Zwischen Madrid, Rom und München wurden gerade architektonisch spektakuläre Synagogen und andere Sakralbauten errichtet, warum nicht in Wien – das islamische Zentrum von Baumeister Lugner in Ehren – dasselbe versuchen? Es wäre gestritten worden. Und wie!
Was beim Umbau des AKH fast beschlossene Sache war, wurde im letzten Moment, so Friedrich Kurrent, abgebrochen. Die Verantwortlichen beriefen sich auf die Trennung von Wissenschaft und Religion. Kurz, man bekam kalte Füße.

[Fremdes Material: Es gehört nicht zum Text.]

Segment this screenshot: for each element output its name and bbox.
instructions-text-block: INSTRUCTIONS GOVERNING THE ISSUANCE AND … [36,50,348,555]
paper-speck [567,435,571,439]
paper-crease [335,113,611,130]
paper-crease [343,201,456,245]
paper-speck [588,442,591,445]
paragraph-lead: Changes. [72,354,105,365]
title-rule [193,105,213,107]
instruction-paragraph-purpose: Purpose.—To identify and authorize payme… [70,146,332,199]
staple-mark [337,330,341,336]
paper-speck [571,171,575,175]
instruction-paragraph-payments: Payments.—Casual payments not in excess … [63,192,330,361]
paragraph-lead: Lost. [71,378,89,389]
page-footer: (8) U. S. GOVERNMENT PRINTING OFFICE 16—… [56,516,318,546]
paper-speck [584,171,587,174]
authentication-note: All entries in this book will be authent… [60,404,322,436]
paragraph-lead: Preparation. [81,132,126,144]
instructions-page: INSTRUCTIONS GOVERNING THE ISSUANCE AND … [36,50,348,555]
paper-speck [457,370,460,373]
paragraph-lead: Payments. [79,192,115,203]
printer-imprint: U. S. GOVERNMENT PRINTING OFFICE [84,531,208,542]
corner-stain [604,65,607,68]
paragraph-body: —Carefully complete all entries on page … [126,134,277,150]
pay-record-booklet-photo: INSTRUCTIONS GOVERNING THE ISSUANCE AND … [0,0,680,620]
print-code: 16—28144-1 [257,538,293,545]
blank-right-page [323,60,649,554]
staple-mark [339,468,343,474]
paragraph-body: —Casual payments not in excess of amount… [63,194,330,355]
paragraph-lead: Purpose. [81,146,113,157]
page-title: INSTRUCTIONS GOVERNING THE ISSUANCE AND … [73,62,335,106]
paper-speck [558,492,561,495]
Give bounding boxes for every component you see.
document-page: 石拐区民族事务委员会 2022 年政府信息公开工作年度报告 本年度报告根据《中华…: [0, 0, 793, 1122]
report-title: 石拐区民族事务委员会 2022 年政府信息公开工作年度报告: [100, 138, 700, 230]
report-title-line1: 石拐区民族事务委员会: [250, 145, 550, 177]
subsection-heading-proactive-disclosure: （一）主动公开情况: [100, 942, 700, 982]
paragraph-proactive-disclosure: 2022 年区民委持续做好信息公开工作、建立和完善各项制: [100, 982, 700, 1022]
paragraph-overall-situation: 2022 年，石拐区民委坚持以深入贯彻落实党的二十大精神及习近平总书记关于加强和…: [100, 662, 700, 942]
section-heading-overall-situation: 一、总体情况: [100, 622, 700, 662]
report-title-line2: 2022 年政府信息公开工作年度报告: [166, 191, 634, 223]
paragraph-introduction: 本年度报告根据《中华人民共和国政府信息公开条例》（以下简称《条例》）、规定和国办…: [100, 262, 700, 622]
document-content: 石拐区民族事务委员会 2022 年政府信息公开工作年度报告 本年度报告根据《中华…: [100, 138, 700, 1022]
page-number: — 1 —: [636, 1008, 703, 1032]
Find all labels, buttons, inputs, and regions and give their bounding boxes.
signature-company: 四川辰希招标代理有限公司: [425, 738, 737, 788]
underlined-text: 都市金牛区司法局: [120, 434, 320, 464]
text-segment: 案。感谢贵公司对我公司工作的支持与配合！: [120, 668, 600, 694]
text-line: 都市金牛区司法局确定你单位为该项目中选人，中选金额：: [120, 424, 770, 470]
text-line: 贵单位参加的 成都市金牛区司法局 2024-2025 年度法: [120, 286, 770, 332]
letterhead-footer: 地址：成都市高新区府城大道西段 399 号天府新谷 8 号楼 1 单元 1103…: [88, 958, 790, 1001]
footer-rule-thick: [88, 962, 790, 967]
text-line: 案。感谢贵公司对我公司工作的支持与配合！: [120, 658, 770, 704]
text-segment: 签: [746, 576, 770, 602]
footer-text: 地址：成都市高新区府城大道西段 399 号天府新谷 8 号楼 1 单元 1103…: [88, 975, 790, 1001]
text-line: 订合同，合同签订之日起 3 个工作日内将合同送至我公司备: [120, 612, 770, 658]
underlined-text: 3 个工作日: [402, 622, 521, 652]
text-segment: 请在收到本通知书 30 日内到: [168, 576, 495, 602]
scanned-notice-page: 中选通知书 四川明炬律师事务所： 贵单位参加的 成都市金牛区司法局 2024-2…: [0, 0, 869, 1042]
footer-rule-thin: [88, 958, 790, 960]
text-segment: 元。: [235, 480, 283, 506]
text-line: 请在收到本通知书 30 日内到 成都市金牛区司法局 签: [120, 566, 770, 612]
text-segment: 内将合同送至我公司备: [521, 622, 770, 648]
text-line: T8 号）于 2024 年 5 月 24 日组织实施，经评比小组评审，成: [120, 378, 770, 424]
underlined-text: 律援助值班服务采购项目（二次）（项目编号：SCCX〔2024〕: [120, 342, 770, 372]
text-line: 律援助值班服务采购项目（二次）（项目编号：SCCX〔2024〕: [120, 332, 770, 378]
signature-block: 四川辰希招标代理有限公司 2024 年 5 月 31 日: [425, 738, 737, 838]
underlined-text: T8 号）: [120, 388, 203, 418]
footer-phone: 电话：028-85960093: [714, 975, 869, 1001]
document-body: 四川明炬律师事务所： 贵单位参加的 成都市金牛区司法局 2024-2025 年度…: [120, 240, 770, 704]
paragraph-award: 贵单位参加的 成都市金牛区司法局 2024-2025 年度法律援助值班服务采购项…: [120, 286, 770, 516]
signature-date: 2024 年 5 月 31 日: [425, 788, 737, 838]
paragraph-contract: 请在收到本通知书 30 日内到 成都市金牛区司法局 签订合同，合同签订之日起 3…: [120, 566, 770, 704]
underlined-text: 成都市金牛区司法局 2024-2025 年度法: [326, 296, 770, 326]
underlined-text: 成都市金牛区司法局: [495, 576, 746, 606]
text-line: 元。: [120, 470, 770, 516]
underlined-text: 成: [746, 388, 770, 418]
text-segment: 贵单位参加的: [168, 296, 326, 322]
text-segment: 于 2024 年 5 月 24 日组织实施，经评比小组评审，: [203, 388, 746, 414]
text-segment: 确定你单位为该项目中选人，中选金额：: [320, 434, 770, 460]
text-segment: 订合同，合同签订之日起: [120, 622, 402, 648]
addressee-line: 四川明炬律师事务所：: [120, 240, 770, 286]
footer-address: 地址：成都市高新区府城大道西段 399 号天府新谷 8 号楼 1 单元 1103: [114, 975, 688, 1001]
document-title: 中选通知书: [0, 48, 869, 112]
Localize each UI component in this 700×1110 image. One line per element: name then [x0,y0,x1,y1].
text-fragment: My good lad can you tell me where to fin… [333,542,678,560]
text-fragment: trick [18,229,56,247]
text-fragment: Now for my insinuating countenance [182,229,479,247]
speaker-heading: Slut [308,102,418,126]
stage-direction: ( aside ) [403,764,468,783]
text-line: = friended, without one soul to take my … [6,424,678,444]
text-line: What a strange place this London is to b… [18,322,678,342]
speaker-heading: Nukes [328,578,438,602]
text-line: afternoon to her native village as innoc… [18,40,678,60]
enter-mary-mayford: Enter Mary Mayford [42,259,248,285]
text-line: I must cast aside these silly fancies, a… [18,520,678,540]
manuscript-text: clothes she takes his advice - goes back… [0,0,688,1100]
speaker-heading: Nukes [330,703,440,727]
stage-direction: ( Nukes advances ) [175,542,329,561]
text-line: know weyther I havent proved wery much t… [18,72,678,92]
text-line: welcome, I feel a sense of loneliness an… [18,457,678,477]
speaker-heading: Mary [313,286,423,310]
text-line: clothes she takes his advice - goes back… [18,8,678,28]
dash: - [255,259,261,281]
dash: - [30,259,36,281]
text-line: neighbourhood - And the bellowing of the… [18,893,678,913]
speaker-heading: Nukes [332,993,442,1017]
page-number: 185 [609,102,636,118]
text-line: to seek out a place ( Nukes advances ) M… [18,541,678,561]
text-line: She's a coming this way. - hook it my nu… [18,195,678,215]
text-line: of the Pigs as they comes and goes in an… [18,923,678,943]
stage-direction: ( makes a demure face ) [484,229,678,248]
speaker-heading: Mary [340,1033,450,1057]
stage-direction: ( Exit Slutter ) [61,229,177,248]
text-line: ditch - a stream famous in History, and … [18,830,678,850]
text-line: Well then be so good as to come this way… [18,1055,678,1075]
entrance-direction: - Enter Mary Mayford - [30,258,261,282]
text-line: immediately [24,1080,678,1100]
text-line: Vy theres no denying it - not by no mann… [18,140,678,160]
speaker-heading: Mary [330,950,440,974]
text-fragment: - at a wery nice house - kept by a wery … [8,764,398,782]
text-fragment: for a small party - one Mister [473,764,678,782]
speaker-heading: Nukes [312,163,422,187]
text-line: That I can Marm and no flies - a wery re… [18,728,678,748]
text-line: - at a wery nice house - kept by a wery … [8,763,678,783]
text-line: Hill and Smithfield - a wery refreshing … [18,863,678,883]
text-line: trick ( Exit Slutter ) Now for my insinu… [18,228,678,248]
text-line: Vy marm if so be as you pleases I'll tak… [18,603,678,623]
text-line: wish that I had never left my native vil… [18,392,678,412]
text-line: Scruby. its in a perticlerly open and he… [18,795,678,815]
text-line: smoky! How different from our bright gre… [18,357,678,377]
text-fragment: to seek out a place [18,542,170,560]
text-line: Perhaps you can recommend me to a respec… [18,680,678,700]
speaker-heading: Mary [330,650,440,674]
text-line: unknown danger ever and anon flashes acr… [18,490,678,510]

Es war eine vertane Chance, die vorauseilende Kapitulation einer Institution, die an durchaus prominenter Stelle ein neues Narrativ, wie es heute heißen würde, erfinden hätte können.
Der Mut, sich mit der eigenen Vergangenheit in barbarischen Zeiten auseinanderzusetzen, hatte die Institution spät überkommen. In unübersichtlicher werdenden Zeiten ein Statement gegen Populismus und Richtung Zukunft wäre zu viel des Guten gewesen. Wie dem auch sei, die „okzidentale Konstellation von Glauben und Wissen“, wie das der Großmeister kommunikativer Handlungstheorie, Jürgen Habermas, in seinem Opus maximum nannte, hat bis heute ihre Spuren hinterlassen. „Sapere aude“ gilt dabei noch immer, auch in der Welt von Fake News, und vor allem in alle Richtungen.